L’eau coule sur ses avant-bras. La terre, le fer, le blanc et l’ocre s’entrechoquent dans la bassine. L’huile et l’eau s’entremêlent en volutes brunes qui s’échappent en suivant le flot tourbillonnant qui, un instant, captive son regard et ses pensées abandonnées : elle se laisse hypnotiser par le spectacle de cet entrelacs de couleurs irisées, mates et brillantes à la fois, qui trace son chemin, en toute liberté, sans heurts mais sans hésitation, jusqu’à l’échappatoire de la bonde ouverte… puis elle se ressaisit, l’eau coûte cher, il ne faut pas la gaspiller, pas la laisser couler ainsi, si on l’avait vue, elle a soudain honte et ferme le robinet. Un soupir, elle essuie ses mains sur sa robe, son travail peut reprendre.

Les enfants sont encore trop petits pour l’aider. Mais bientôt, l’aînée en saura assez. Elle restera un peu plus auprès d’elle et apprendra à participer aux travaux de la maison. Elle aussi saura ce qu’une femme doit savoir pour devenir une bonne mère et une bonne épouse. Savoir satisfaire aux besoins de sa famille est une fierté ; on le lui apprend déjà à l’école, elle l’a raconté. Son frère aime beaucoup l’école, lui aussi. Mais il ne lui parle pas de ses études. C’est à son père qu’il fait chaque jour le récit de ses progrès, c’est avec lui qu’il étudie, toujours davantage, le soir, alors que ses sœurs et sa mère achèvent le rangement et la vaisselle. La grande a voulu, elle aussi, écouter l’enseignement du père ; mais il l’a repoussée. La femme n’a rien su, rien pu dire. Mais parfois, en cachette, elle aide sa fille à terminer ses devoirs. C’est un secret entre elles, et l’enfant a compris ce que cela signifiait : personne ne doit savoir que, ces jours-là, sa mère et elle s’assoient contre le mur, côte à côte, et que les leçons de mathématique deviennent comme des contes de fées. Elles se les racontent, elles se les expliquent, elles font vivre les chiffres et les symboles avec une joie partagée qui n’étonne plus la petite depuis que sa mère lui a raconté : enfant, elle aussi était très douée à l’école, en mathématique surtout. Son père en était fier, et c’est lui qui lui faisait réciter ses tables de multiplications, calculer de tête le plus vite possible, tracer des figures avec la règle et le compas qu’elle gardait au fond de son cartable, enroulés dans un chiffon de laine – c’était un cadeau qu’il lui avait fait, et il disait Tu es la plus belle, la plus forte, tu leur montreras tout ce que tu sais, toi aussi tu enseigneras, tu les aideras, et ils te respecteront, et je serai fier de toi, ma fille, comme je le suis déjà …

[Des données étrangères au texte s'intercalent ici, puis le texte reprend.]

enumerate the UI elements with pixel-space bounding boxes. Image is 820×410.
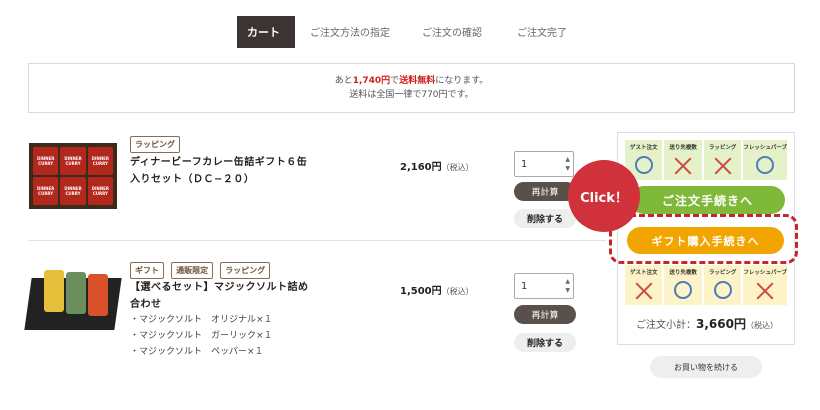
can: DINNER CURRY <box>60 177 86 205</box>
option-multi-dest: 送り先複数 <box>664 140 702 180</box>
product-image-curry: DINNER CURRY DINNER CURRY DINNER CURRY DIN… <box>29 143 117 209</box>
option-wrapping: ラッピング <box>703 140 742 180</box>
product-image-salt <box>24 264 122 334</box>
continue-shopping-button[interactable]: お買い物を続ける <box>650 356 762 378</box>
can: DINNER CURRY <box>33 147 59 175</box>
gift-order-button[interactable]: ギフト購入手続きへ <box>627 227 784 254</box>
circle-icon <box>674 281 693 299</box>
order-button[interactable]: ご注文手続きへ <box>630 186 785 214</box>
spinner-icon[interactable]: ▲ ▼ <box>565 155 570 173</box>
step-confirm: ご注文の確認 <box>422 28 482 39</box>
can: DINNER CURRY <box>60 147 86 175</box>
spinner-icon[interactable]: ▲ ▼ <box>565 277 570 295</box>
options-top: ゲスト注文 送り先複数 ラッピング フレッシュパーブ <box>625 140 787 180</box>
tag-online-only: 通販限定 <box>171 262 214 279</box>
step-arrow <box>283 16 295 48</box>
cross-icon <box>634 281 654 301</box>
item1-name[interactable]: ディナービーフカレー缶詰ギフト６缶 入りセット（ＤＣ−２０） <box>130 154 307 188</box>
item2-tags: ギフト 通販限定 ラッピング <box>130 258 272 279</box>
item1-recalc-button[interactable]: 再計算 <box>514 182 576 201</box>
tag-wrapping: ラッピング <box>220 262 271 279</box>
item1-delete-button[interactable]: 削除する <box>514 209 576 228</box>
option-fresh-herb: フレッシュパーブ <box>743 140 787 180</box>
circle-icon <box>634 156 653 174</box>
step-complete: ご注文完了 <box>517 28 567 39</box>
shipping-notice: あと1,740円で送料無料になります。 送料は全国一律で770円です。 <box>28 63 795 113</box>
item1-tags: ラッピング <box>130 132 182 153</box>
step-method: ご注文方法の指定 <box>310 28 390 39</box>
divider <box>28 240 606 241</box>
option-wrapping: ラッピング <box>703 265 742 305</box>
item2-name[interactable]: 【選べるセット】マジックソルト詰め 合わせ <box>130 279 309 313</box>
option-multi-dest: 送り先複数 <box>664 265 702 305</box>
circle-icon <box>713 281 732 299</box>
cross-icon <box>755 281 775 301</box>
item2-recalc-button[interactable]: 再計算 <box>514 305 576 324</box>
can: DINNER CURRY <box>87 177 113 205</box>
tag-gift: ギフト <box>130 262 164 279</box>
item2-contents: ・マジックソルト オリジナル×１ ・マジックソルト ガーリック×１ ・マジックソ… <box>130 315 273 357</box>
click-callout: Click！ <box>568 160 640 232</box>
can: DINNER CURRY <box>87 147 113 175</box>
option-guest: ゲスト注文 <box>625 265 663 305</box>
item2-price: 1,500円（税込） <box>400 286 474 297</box>
item2-delete-button[interactable]: 削除する <box>514 333 576 352</box>
subtotal: ご注文小計：3,660円（税込） <box>636 317 778 331</box>
option-fresh-herb: フレッシュパーブ <box>743 265 787 305</box>
item1-qty-input[interactable]: 1 ▲ ▼ <box>514 151 574 177</box>
can: DINNER CURRY <box>33 177 59 205</box>
tag-wrapping: ラッピング <box>130 136 180 153</box>
circle-icon <box>756 156 775 174</box>
item1-price: 2,160円（税込） <box>400 162 474 173</box>
item2-qty-input[interactable]: 1 ▲ ▼ <box>514 273 574 299</box>
cross-icon <box>673 156 693 176</box>
options-bottom: ゲスト注文 送り先複数 ラッピング フレッシュパーブ <box>625 265 787 305</box>
cross-icon <box>713 156 733 176</box>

La femme n’a pas dit à sa fille pourquoi cela n’était pas arrivé. Les enfants n’ont pas à tout savoir. Mais comme elle serait heureuse si elle pouvait vivre son rêve par procuration ! Alors, elle continue les leçons. Personne ne le sait. Personne n’a besoin de le savoir.

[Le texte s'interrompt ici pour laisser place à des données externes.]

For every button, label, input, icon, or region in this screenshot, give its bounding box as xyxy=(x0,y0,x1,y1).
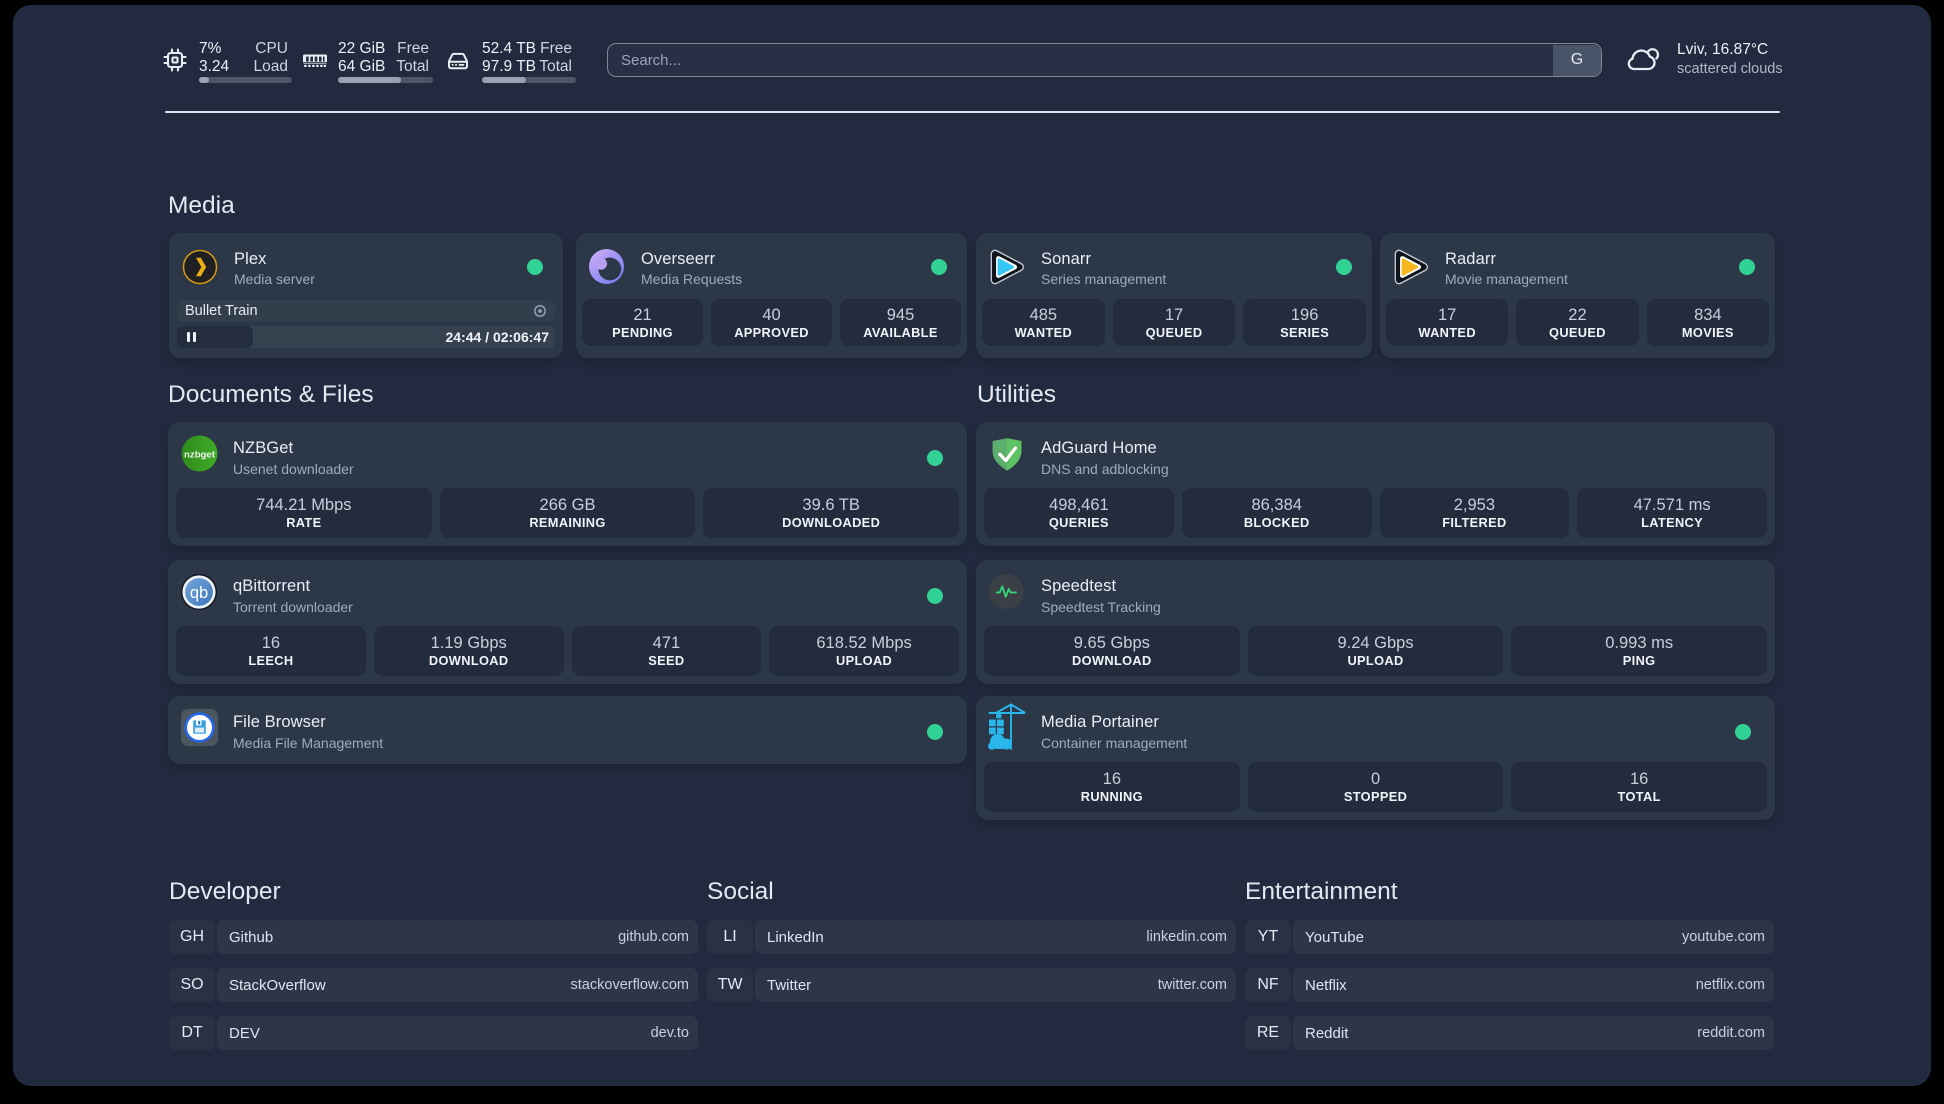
svg-text:nzbget: nzbget xyxy=(184,449,216,460)
svg-text:qb: qb xyxy=(190,584,208,602)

Elle ramasse à terre le livre oublié dans sa fuite par l’enfant qui s’est crue en retard. C’est un livre d’algèbre, à la couverture abîmée, qu’elle se promet de recouvrir, dès qu’elle en trouvera, de papier de soie. Elle espère avoir su transmettre à ses enfants le respect des belles choses. Cela aussi, c’est son travail.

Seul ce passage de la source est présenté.